Mikkola Ingvild, Heavey Barry, Horcher Markus, Busslinger Meinrad
Research Institute of Molecular Pathology, Vienna Biocenter, Dr. Bohr-Gasse 7, A-1030 Vienna, Austria.
Science. 2002 Jul 5;297(5578):110-3. doi: 10.1126/science.1067518.

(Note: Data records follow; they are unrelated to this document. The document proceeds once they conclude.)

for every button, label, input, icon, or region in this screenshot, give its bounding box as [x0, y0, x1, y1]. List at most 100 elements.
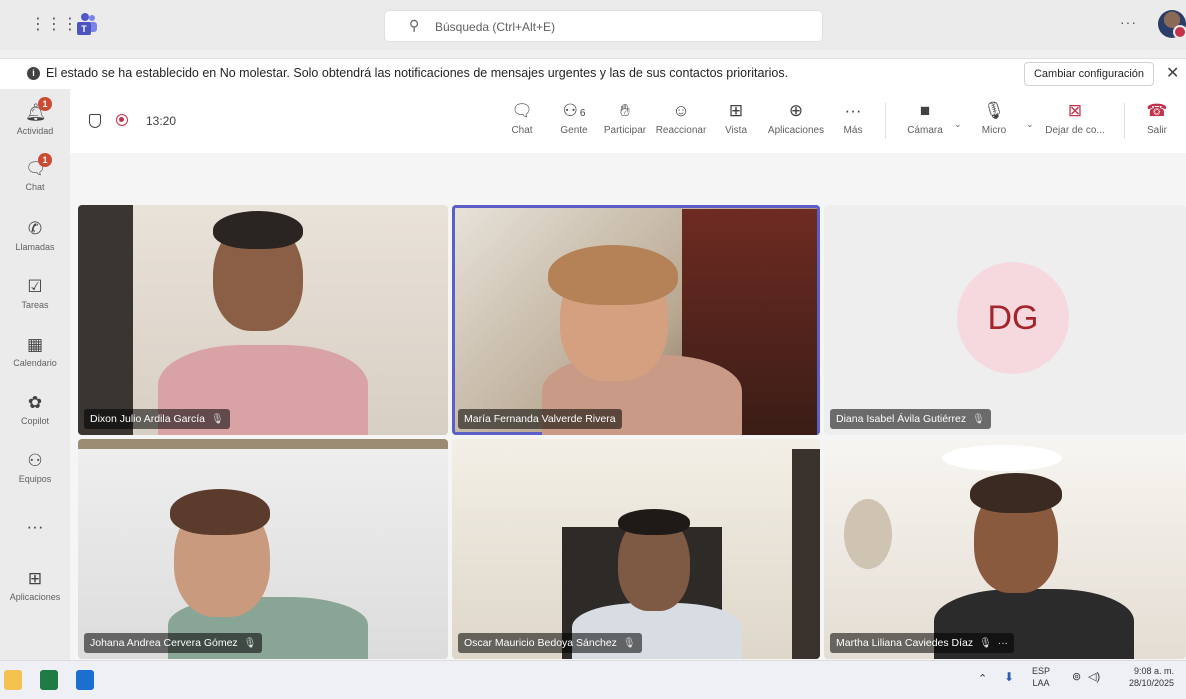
more-options-icon[interactable]: ··· — [1120, 14, 1137, 30]
svg-text:T: T — [81, 24, 87, 34]
search-box[interactable]: ⚲ — [385, 11, 822, 41]
rail-item-calendar[interactable]: ▦ Calendario — [0, 335, 70, 368]
stop-share-label: Dejar de co... — [1045, 125, 1105, 136]
raise-hand-button[interactable]: ✋︎ Participar — [600, 99, 650, 136]
more-icon: ··· — [844, 101, 862, 120]
meeting-toolbar: 13:20 🗨︎ Chat ⚇ 6 Gente ✋︎ Participar ☺ R… — [70, 89, 1186, 154]
clock[interactable]: 9:08 a. m. 28/10/2025 — [1116, 665, 1174, 689]
app-rail: 🔔︎ 1 Actividad 🗨︎ 1 Chat ✆ Llamadas ☑︎ Tar… — [0, 89, 70, 660]
mic-off-icon: 🎙︎ — [972, 414, 985, 425]
clock-date: 28/10/2025 — [1128, 678, 1174, 688]
file-explorer-icon[interactable] — [4, 670, 22, 690]
participant-name-text: Johana Andrea Cervera Gómez — [90, 637, 238, 649]
react-button[interactable]: ☺ Reaccionar — [654, 99, 708, 136]
rail-item-tasks[interactable]: ☑︎ Tareas — [0, 277, 70, 310]
participant-initials-avatar: DG — [957, 262, 1069, 374]
rail-label: Actividad — [16, 126, 54, 136]
add-app-icon: ⊕ — [788, 101, 804, 120]
language-layout: LAA — [1032, 678, 1050, 688]
rail-item-activity[interactable]: 🔔︎ 1 Actividad — [0, 97, 70, 136]
rail-item-copilot[interactable]: ✿ Copilot — [0, 393, 70, 426]
hand-icon: ✋︎ — [620, 101, 630, 120]
participant-name-text: Dixon Julio Ardila García — [90, 413, 205, 425]
phone-icon: ✆ — [27, 219, 43, 238]
meeting-timer: 13:20 — [146, 114, 177, 128]
app-launcher-icon[interactable]: ⋮⋮⋮ — [30, 16, 78, 34]
participant-name: Dixon Julio Ardila García 🎙︎ — [84, 409, 230, 429]
change-settings-button[interactable]: Cambiar configuración — [1024, 62, 1154, 86]
hang-up-icon: ☎︎ — [1146, 101, 1168, 120]
excel-icon[interactable] — [40, 670, 58, 690]
profile-avatar[interactable] — [1158, 10, 1186, 39]
teams-logo-icon[interactable]: T — [76, 12, 98, 36]
participant-tile-active-speaker[interactable]: María Fernanda Valverde Rivera — [452, 205, 820, 435]
mic-off-icon: 🎙︎ — [210, 414, 224, 425]
stop-sharing-button[interactable]: ⊠ Dejar de co... — [1042, 99, 1108, 136]
info-icon: i — [27, 67, 40, 80]
rail-label: Aplicaciones — [9, 592, 61, 602]
toolbar-divider — [1124, 103, 1125, 139]
add-icon: ⊞ — [27, 569, 43, 588]
rail-item-chat[interactable]: 🗨︎ 1 Chat — [0, 153, 70, 192]
toolbar-divider — [885, 103, 886, 139]
rail-item-calls[interactable]: ✆ Llamadas — [0, 219, 70, 252]
rail-item-teams[interactable]: ⚇ Equipos — [0, 451, 70, 484]
language-indicator[interactable]: ESP LAA — [1032, 665, 1050, 689]
leave-label: Salir — [1146, 125, 1167, 136]
more-icon[interactable]: ··· — [998, 638, 1008, 649]
participant-tile[interactable]: Dixon Julio Ardila García 🎙︎ — [78, 205, 448, 435]
people-button[interactable]: ⚇ 6 Gente — [554, 99, 594, 136]
camera-button[interactable]: ■ Cámara — [902, 99, 948, 136]
participant-tile[interactable]: Johana Andrea Cervera Gómez 🎙︎ — [78, 439, 448, 659]
people-icon: ⚇ 6 — [562, 101, 586, 120]
participant-name-text: Diana Isabel Ávila Gutiérrez — [836, 413, 967, 425]
activity-badge: 1 — [38, 97, 52, 111]
participant-name: Diana Isabel Ávila Gutiérrez 🎙︎ — [830, 409, 991, 429]
outlook-icon[interactable] — [76, 670, 94, 690]
security-icon[interactable]: ⬇ — [1004, 671, 1014, 683]
participant-name: María Fernanda Valverde Rivera — [458, 409, 622, 429]
participant-name-text: María Fernanda Valverde Rivera — [464, 413, 616, 425]
raise-label: Participar — [603, 125, 647, 136]
chat-label: Chat — [511, 125, 533, 136]
emoji-icon: ☺ — [672, 101, 690, 120]
wifi-icon[interactable]: ⊚ — [1072, 671, 1081, 683]
view-icon: ⊞ — [728, 101, 744, 120]
participant-tile[interactable]: Oscar Mauricio Bedoya Sánchez 🎙︎ — [452, 439, 820, 659]
rail-label: Calendario — [13, 358, 57, 368]
leave-button[interactable]: ☎︎ Salir — [1142, 99, 1172, 136]
close-icon[interactable]: ✕ — [1166, 63, 1179, 83]
view-button[interactable]: ⊞ Vista — [720, 99, 752, 136]
participant-name: Oscar Mauricio Bedoya Sánchez 🎙︎ — [458, 633, 642, 653]
stop-share-icon: ⊠ — [1067, 101, 1083, 120]
search-input[interactable] — [433, 16, 807, 38]
rail-label: Equipos — [18, 474, 52, 484]
copilot-icon: ✿ — [27, 393, 43, 412]
windows-taskbar: ⌃ ⬇ ESP LAA ⊚ ◁) 9:08 a. m. 28/10/2025 — [0, 660, 1186, 699]
more-button[interactable]: ··· Más — [840, 99, 866, 136]
rail-more-button[interactable]: ··· — [0, 517, 70, 537]
apps-button[interactable]: ⊕ Aplicaciones — [766, 99, 826, 136]
participant-tile[interactable]: DG Diana Isabel Ávila Gutiérrez 🎙︎ — [824, 205, 1186, 435]
chat-button[interactable]: 🗨︎ Chat — [504, 99, 540, 136]
participant-name-text: Martha Liliana Caviedes Díaz — [836, 637, 974, 649]
banner-message: El estado se ha establecido en No molest… — [46, 66, 789, 80]
camera-options-chevron-icon[interactable]: ⌄ — [954, 119, 962, 130]
participant-name-text: Oscar Mauricio Bedoya Sánchez — [464, 637, 617, 649]
volume-icon[interactable]: ◁) — [1088, 671, 1100, 683]
mic-button[interactable]: 🎙︎ Micro — [976, 99, 1012, 136]
do-not-disturb-icon — [1173, 25, 1186, 39]
chevron-up-icon[interactable]: ⌃ — [978, 673, 987, 685]
more-label: Más — [843, 125, 863, 136]
notification-banner: i El estado se ha establecido en No mole… — [0, 58, 1186, 90]
rail-label: Chat — [25, 182, 45, 192]
participant-tile[interactable]: Martha Liliana Caviedes Díaz 🎙︎ ··· — [824, 439, 1186, 659]
chat-icon: 🗨︎ 1 — [25, 153, 52, 179]
react-label: Reaccionar — [655, 125, 707, 136]
mic-options-chevron-icon[interactable]: ⌄ — [1026, 119, 1034, 130]
rail-item-apps[interactable]: ⊞ Aplicaciones — [0, 569, 70, 602]
people-label: Gente — [560, 125, 588, 136]
language-code: ESP — [1032, 666, 1051, 676]
video-stage: Dixon Julio Ardila García 🎙︎ María Fernan… — [70, 153, 1186, 660]
title-bar: ⋮⋮⋮ T ⚲ ··· — [0, 0, 1186, 50]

The transcription factor Pax5 is essential for initiating B cell lineage commitment, but its role in maintaining commitment is unknown. Using conditional Pax5 inactivation in committed pro-B cells, we demonstrate that Pax5 is required not only to initiate its B lymphoid transcription program, but also to maintain it in early B cell development. As a consequence of Pax5 inactivation, previously committed pro-B cells regained the capacity to differentiate into macrophages in vitro and to reconstitute T cell development in vivo in RAG2-/- mice. Hence, Pax5 expression is continuously required to maintain B cell lineage commitment, because its loss converts committed pro-B cells into hematopoietic progenitors with multilineage potential.
转录因子Pax5对于启动B细胞谱系定向分化至关重要,但其在维持该定向分化中的作用尚不清楚。通过在已定向的前B细胞中进行条件性Pax5失活,我们证明Pax5不仅是启动其B淋巴细胞转录程序所必需的,而且在早期B细胞发育过程中维持该程序也必不可少。由于Pax5失活,先前已定向的前B细胞在体外重新获得了分化为巨噬细胞的能力,并在RAG2-/-小鼠体内重新构建了T细胞发育过程。因此,持续需要Pax5表达来维持B细胞谱系定向分化,因为其缺失会将已定向的前B细胞转化为具有多谱系分化潜能的造血祖细胞。